Students taking the GREs are in for more changes.
As of April 2, proposed changes to the format of the Graduate Records Exam, scheduled to take effect next September, have been canceled because the number of seats at test centers won’t be enough to accommodate potential test-takers.
The final administration of the GRE in its current form was set to be July 31 and the first administration of the new format Sept. 10. Planned changes to the exam included doubling the time of the test from two hours to more than four and a structural change to a linear format. Thousands of students around the nation, including at GW, have made plans to take the newly structured test.
This year, Educational Testing Services planned to open 3,000 of the Internet-based test centers in which the new GRE would be administered. The educational nonprofit surpassed that goal by opening 3,200 centers with 1,800 more nearly ready to go, said ETS Press Relations Director Tom Ewing.

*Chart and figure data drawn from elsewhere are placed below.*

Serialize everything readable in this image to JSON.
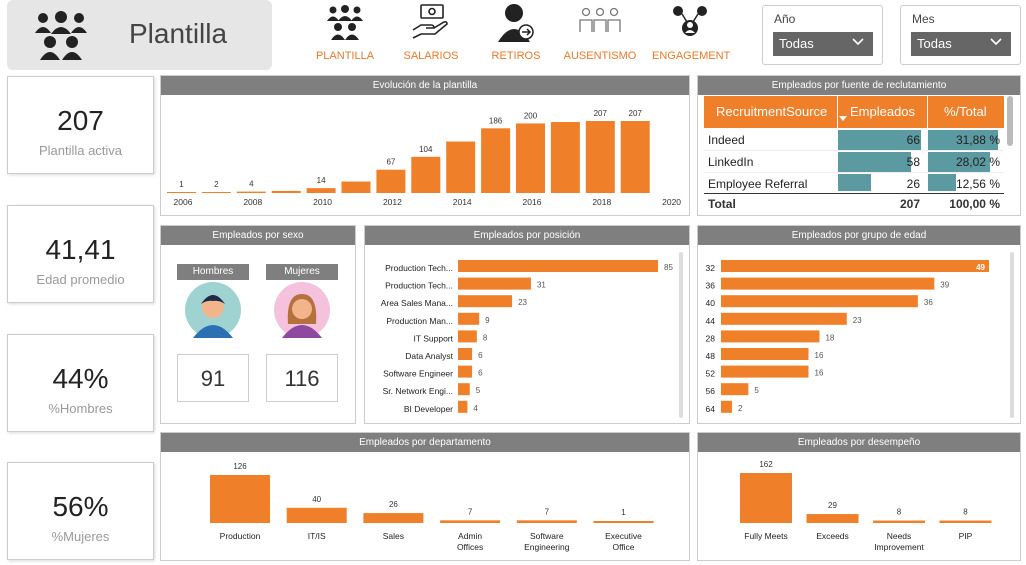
{
  "header": {
    "title": "Plantilla",
    "nav": [
      {
        "label": "PLANTILLA",
        "icon": "team-icon"
      },
      {
        "label": "SALARIOS",
        "icon": "money-hand-icon"
      },
      {
        "label": "RETIROS",
        "icon": "user-exit-icon"
      },
      {
        "label": "AUSENTISMO",
        "icon": "group-absent-icon"
      },
      {
        "label": "ENGAGEMENT",
        "icon": "network-users-icon"
      }
    ],
    "slicers": [
      {
        "label": "Año",
        "value": "Todas"
      },
      {
        "label": "Mes",
        "value": "Todas"
      }
    ]
  },
  "kpis": [
    {
      "value": "207",
      "caption": "Plantilla activa"
    },
    {
      "value": "41,41",
      "caption": "Edad promedio"
    },
    {
      "value": "44%",
      "caption": "%Hombres"
    },
    {
      "value": "56%",
      "caption": "%Mujeres"
    }
  ],
  "colors": {
    "accent": "#f07f2a",
    "header": "#7f7f7f",
    "teal": "#5b9aa0"
  },
  "evolution": {
    "title": "Evolución de la plantilla",
    "xticks": [
      "2006",
      "2008",
      "2010",
      "2012",
      "2014",
      "2016",
      "2018",
      "2020"
    ]
  },
  "recruitment": {
    "title": "Empleados por fuente de reclutamiento",
    "columns": [
      "RecruitmentSource",
      "Empleados",
      "%/Total"
    ],
    "rows": [
      {
        "source": "Indeed",
        "count": "66",
        "pct": "31,88 %",
        "frac": 0.3188
      },
      {
        "source": "LinkedIn",
        "count": "58",
        "pct": "28,02 %",
        "frac": 0.2802
      },
      {
        "source": "Employee Referral",
        "count": "26",
        "pct": "12,56 %",
        "frac": 0.1256
      }
    ],
    "total_label": "Total",
    "total_count": "207",
    "total_pct": "100,00 %"
  },
  "gender": {
    "title": "Empleados por sexo",
    "male_label": "Hombres",
    "female_label": "Mujeres",
    "male_count": "91",
    "female_count": "116"
  },
  "position": {
    "title": "Empleados por posición"
  },
  "age": {
    "title": "Empleados por grupo de edad"
  },
  "department": {
    "title": "Empleados por departamento"
  },
  "performance": {
    "title": "Empleados por desempeño"
  },
  "chart_data": [
    {
      "type": "bar",
      "title": "Evolución de la plantilla",
      "categories": [
        "2006",
        "2007",
        "2008",
        "2009",
        "2010",
        "2011",
        "2012",
        "2013",
        "2014",
        "2015",
        "2016",
        "2017",
        "2018",
        "2019"
      ],
      "values": [
        1,
        2,
        4,
        6,
        14,
        33,
        67,
        104,
        148,
        186,
        200,
        204,
        207,
        207
      ],
      "data_labels": [
        1,
        2,
        4,
        null,
        14,
        null,
        67,
        104,
        null,
        186,
        200,
        null,
        207,
        207
      ],
      "xlabel": "",
      "ylabel": ""
    },
    {
      "type": "bar",
      "title": "Empleados por posición",
      "orientation": "horizontal",
      "categories": [
        "Production Tech...",
        "Production Tech...",
        "Area Sales Mana...",
        "Production Man...",
        "IT Support",
        "Data Analyst",
        "Software Engineer",
        "Sr. Network Engi...",
        "BI Developer"
      ],
      "values": [
        85,
        31,
        23,
        9,
        8,
        6,
        6,
        5,
        4
      ]
    },
    {
      "type": "bar",
      "title": "Empleados por grupo de edad",
      "orientation": "horizontal",
      "categories": [
        "32",
        "36",
        "40",
        "44",
        "28",
        "48",
        "52",
        "56",
        "64"
      ],
      "values": [
        49,
        39,
        36,
        23,
        18,
        16,
        16,
        5,
        2
      ]
    },
    {
      "type": "bar",
      "title": "Empleados por departamento",
      "categories": [
        "Production",
        "IT/IS",
        "Sales",
        "Admin Offices",
        "Software Engineering",
        "Executive Office"
      ],
      "values": [
        126,
        40,
        26,
        7,
        7,
        1
      ]
    },
    {
      "type": "bar",
      "title": "Empleados por desempeño",
      "categories": [
        "Fully Meets",
        "Exceeds",
        "Needs Improvement",
        "PIP"
      ],
      "values": [
        162,
        29,
        8,
        8
      ]
    }
  ]
}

Even with 5,000 test centers nationwide, ETS still could not have accommodated all the students who need to take the GRE in September, Ewing said.
The new version of the test was to be offered 35 times during the year versus the six days a week it is offered in its current format and schedule.
ETS may still choose to change aspects of the test in coming years, but it will do so with gradual changes rather than the complete overhaul initially planned.
“Plans to change to an entirely new test have been canceled, but the improvements that we had planned and that we had worked on with the graduate education community still have great value,” Ewing said.
No changes will occur in the 2007-2008 academic year, he added.
Kaplan Test Prep and Admissions developed a new course and new books for the changed GRE, but now students aren’t going to be taking the test they’ve been studying for.
“We’ve invested a lot,” said Jung Lee, GRE program manager for Kaplan. “(The cancellation) has made our work unnecessary.”
Lee advises that students take the GRE as planned because most graduate programs have said that they will accept scores for up to five years after the test is taken.
Kristin Williams, executive director of GW Graduate Student Enrollment Management, said that she is delighted by the cancellation.
She likened the decrease in test dates as a reversion to when the GRE was paper-based.
“I was glad when they canceled plans and reopened computer-based test centers, but I can’t speak to whether or not undergraduates would find one test easier than the other,” she said.
Concerning potential future changes in the GRE, Williams advises that students prepare as they would for the current test.
“Any preparation they would have done for the new test would still be valid for the current one,” she said. “The content would not be different.”